她說她那時其實怕極了,可又麻木得很。
知道反抗無用,便沒有掙紮對抗,乖乖地隨那人將自己捆得結結實實。
反正,她自小就明白,所有的好處都有代價,何況百兩黃金……
可沒想到的是,世間竟真有這樣的人。
三日後她被摘了眼罩,看到自己所在之處,是一個幽靜而又隱蔽的庭院中時,心中一怔。
庭院雖不大,卻也處處靜逸。
還有栽種好的花種,雖天嚴寒,但她僅是看著,似乎都能聞到淺淺淡淡的怡人花香,腦子裏盡是花兒競相開放的景象。
那是她這多年屈辱生活中,從來不敢奢求的。
她便不敢置信般地憶起,自己好似,曾同那人無意間提及過,說好喜歡有花兒的院子,想以後自己人老珠黃時,賺夠了贖身錢,就找一處幽靜的院子種下萬畝花田。
如今這花田雖很小很小,天寒時節也開不出花兒來,但……足以慰藉自己的心。
那院子的屋舍雖小,但燃著炭火,她披著狐裘走進去,裏麵有一張木床,一張桌子,一扇窗戶。
屋子裏的陳設和布局也盡是女兒家的模樣。
牆角還放著幾卷書籍,一把上好的古箏,她適才,舍得將緊緊抱在懷中的琵琶一並放置於牆角。
再轉頭看,透過窗戶便可以看到院子裏中種花用的苗圃,也可以看到藍天……
“姑娘先隨我洗去奔波塵埃,容老身梳妝,薑公稍刻便來。
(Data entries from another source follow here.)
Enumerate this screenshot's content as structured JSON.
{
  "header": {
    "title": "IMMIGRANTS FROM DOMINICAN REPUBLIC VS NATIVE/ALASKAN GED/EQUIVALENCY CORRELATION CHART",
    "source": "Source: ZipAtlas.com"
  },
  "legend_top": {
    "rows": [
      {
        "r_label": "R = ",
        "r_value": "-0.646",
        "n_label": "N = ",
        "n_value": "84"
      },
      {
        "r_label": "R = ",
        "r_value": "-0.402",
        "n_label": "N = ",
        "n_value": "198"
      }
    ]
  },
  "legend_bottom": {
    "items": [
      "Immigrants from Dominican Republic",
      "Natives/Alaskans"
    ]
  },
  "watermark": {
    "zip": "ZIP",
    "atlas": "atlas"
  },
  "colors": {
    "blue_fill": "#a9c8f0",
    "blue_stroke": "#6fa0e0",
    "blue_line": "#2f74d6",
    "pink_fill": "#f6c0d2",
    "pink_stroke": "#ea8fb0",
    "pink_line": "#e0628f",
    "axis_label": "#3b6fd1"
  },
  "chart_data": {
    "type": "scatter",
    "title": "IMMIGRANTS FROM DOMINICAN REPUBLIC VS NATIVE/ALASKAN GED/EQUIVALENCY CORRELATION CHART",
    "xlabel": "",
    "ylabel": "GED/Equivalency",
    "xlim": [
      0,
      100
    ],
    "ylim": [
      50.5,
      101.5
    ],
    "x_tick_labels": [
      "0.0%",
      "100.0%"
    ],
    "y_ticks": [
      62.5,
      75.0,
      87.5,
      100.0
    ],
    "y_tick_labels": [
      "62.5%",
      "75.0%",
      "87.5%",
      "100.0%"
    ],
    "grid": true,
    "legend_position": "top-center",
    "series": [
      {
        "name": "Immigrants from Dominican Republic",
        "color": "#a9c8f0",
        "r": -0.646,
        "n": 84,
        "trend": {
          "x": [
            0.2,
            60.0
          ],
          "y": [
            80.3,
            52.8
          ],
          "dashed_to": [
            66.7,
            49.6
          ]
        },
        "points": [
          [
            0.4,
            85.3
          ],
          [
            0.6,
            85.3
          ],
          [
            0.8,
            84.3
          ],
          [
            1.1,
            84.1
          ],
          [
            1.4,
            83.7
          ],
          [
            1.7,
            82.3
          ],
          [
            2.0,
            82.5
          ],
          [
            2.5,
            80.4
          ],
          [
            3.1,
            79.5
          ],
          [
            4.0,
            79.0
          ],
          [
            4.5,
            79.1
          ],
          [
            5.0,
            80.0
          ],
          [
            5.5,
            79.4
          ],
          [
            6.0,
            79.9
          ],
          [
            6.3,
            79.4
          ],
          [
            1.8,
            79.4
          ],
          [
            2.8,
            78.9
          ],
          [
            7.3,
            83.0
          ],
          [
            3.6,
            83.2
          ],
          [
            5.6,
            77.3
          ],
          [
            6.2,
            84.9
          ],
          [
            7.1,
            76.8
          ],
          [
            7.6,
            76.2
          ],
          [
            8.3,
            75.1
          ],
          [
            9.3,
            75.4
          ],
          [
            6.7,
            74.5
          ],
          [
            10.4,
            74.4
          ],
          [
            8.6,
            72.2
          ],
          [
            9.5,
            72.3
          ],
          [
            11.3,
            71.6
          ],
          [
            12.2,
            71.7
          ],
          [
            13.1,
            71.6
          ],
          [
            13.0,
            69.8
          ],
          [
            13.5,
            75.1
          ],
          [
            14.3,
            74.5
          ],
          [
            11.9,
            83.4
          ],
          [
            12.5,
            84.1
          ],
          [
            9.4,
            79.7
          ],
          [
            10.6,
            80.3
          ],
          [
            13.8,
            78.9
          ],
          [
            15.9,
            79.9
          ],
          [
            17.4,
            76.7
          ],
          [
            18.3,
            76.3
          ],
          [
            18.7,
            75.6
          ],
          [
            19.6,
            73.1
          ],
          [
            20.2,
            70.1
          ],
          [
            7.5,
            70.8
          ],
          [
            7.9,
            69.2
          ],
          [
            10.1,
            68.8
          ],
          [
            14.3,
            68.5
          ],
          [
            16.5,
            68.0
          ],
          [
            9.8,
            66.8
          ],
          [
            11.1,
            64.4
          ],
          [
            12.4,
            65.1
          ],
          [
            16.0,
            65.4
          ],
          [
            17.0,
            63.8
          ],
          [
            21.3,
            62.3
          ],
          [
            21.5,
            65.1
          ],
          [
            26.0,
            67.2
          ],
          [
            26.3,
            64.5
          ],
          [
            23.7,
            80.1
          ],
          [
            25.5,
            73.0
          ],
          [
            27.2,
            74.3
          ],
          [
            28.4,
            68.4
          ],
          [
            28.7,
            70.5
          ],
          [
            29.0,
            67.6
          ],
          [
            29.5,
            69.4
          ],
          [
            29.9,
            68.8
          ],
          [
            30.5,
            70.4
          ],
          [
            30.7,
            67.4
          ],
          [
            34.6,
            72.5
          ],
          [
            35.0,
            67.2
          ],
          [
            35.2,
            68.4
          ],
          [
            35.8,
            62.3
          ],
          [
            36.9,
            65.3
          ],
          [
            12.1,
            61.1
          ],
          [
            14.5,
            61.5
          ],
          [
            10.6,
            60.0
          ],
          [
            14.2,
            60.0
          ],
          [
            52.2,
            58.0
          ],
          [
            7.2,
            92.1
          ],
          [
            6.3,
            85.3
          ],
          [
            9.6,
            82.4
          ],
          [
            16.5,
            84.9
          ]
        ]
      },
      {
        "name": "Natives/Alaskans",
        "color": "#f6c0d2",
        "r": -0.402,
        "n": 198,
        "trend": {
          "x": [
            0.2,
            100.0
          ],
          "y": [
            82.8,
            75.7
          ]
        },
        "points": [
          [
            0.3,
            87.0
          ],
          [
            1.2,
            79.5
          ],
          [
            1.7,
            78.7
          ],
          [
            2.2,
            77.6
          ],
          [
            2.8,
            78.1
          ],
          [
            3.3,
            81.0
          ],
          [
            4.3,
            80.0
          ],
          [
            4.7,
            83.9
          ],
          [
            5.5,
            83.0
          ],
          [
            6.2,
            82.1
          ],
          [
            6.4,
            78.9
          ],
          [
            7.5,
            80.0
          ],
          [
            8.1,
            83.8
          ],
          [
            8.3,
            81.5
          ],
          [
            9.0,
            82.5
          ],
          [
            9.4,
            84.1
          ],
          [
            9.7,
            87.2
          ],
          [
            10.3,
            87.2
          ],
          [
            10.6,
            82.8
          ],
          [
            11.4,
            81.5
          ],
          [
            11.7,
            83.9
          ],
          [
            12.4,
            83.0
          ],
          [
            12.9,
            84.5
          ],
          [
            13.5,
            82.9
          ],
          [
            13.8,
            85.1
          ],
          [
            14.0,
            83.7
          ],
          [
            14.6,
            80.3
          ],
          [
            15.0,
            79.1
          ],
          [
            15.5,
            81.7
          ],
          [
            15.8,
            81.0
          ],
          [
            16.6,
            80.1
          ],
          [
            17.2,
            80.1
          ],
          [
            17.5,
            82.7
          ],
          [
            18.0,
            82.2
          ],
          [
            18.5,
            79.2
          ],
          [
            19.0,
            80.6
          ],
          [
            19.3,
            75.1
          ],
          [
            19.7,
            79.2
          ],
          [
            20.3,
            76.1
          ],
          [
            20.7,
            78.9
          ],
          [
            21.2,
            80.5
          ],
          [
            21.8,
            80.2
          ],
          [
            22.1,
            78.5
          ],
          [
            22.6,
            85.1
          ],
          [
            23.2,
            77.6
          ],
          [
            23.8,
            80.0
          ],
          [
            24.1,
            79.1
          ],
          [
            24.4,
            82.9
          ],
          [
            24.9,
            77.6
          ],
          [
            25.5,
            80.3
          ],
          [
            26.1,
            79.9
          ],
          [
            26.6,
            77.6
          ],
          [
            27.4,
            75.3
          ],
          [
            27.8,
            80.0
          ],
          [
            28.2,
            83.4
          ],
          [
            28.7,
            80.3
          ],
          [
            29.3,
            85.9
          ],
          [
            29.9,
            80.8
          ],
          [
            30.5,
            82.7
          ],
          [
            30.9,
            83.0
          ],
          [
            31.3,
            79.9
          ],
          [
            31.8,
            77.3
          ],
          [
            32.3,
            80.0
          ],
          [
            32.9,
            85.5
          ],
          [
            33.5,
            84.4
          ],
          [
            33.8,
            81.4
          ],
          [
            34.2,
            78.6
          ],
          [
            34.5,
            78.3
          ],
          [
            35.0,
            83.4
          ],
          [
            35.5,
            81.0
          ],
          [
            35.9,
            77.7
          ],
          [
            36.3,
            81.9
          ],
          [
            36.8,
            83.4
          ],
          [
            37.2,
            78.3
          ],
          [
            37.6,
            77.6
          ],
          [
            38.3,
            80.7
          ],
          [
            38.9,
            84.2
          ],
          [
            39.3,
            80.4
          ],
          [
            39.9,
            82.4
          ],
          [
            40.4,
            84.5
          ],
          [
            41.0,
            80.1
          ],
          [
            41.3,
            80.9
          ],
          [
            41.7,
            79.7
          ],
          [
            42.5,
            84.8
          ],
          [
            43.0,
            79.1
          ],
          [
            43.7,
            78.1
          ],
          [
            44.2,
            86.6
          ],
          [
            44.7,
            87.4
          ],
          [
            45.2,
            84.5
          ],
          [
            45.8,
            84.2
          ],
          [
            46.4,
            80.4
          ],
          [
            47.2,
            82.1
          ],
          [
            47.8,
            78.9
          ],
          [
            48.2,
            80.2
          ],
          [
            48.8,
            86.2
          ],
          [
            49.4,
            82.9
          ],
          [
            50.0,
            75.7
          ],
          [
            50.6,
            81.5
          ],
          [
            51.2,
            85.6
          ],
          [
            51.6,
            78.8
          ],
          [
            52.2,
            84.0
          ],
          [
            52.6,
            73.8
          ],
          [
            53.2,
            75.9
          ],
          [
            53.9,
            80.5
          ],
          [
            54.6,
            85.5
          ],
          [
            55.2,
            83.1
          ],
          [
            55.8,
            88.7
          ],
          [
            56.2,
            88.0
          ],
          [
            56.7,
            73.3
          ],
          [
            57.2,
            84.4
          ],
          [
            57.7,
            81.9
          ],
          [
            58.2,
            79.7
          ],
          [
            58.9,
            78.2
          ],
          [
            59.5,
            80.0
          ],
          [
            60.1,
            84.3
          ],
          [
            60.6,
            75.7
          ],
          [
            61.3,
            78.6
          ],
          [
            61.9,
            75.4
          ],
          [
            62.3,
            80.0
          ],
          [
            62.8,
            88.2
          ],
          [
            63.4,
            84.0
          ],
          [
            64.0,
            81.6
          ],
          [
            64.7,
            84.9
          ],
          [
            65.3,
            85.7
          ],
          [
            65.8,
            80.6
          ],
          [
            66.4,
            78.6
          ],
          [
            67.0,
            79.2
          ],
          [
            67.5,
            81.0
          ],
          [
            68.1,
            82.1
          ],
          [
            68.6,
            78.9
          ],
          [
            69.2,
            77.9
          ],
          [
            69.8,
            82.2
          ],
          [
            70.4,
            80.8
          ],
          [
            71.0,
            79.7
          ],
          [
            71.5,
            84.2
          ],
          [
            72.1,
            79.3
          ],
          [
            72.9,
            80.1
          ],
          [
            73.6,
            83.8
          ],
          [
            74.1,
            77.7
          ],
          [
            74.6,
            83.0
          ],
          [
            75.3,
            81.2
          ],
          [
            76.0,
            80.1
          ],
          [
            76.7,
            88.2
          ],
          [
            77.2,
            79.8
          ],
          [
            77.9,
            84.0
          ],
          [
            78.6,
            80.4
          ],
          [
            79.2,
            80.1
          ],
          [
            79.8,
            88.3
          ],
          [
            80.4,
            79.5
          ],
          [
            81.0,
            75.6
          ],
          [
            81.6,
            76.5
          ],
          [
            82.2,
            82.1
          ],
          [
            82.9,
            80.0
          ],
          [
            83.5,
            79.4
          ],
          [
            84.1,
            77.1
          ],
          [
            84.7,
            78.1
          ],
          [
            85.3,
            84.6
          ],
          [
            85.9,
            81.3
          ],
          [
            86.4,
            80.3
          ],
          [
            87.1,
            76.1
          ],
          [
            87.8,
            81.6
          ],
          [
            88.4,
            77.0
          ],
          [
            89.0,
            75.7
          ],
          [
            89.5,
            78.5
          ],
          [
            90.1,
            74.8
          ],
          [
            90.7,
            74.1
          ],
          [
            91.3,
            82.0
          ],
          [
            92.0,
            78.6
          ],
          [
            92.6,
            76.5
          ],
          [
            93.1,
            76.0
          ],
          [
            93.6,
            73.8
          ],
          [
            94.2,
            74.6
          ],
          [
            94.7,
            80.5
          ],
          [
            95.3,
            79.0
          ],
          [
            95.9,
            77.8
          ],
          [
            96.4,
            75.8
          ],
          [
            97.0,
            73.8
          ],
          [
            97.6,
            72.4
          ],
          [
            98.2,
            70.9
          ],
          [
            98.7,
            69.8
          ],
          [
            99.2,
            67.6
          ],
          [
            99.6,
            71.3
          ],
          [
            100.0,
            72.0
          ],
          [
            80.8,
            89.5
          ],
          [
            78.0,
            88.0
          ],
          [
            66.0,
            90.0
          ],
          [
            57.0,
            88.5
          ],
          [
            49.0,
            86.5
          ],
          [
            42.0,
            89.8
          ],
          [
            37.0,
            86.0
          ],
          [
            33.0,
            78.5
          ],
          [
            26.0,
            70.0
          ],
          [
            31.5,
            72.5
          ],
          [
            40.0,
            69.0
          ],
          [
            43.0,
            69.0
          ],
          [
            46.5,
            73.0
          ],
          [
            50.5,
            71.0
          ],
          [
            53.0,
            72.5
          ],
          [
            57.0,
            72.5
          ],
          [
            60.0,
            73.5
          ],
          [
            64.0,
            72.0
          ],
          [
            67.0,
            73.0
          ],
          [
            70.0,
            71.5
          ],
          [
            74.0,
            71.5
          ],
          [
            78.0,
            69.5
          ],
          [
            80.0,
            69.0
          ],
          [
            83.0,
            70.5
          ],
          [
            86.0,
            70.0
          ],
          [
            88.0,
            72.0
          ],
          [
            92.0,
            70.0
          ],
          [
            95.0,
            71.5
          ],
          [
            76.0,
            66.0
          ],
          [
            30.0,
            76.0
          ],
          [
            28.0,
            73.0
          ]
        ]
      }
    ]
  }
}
”
此時她正看得入癡,一位老嬤嬤邁步進來,打斷了她小心翼翼地觀察。
她不敢不從,隻得輕輕點頭,便同那人去了。
廂房中,一番梳洗,一番置裝,再拿出銅鏡看時,已不再見風塵之相,反而是……哪家小姐的模樣。
乍看下,她自己都驚了。
仿佛這不堪回首的幾年就似一場漫長的噩夢,再打開門時,便能看到依舊寵愛自己的爹爹,他沒有賣掉自己和娘親。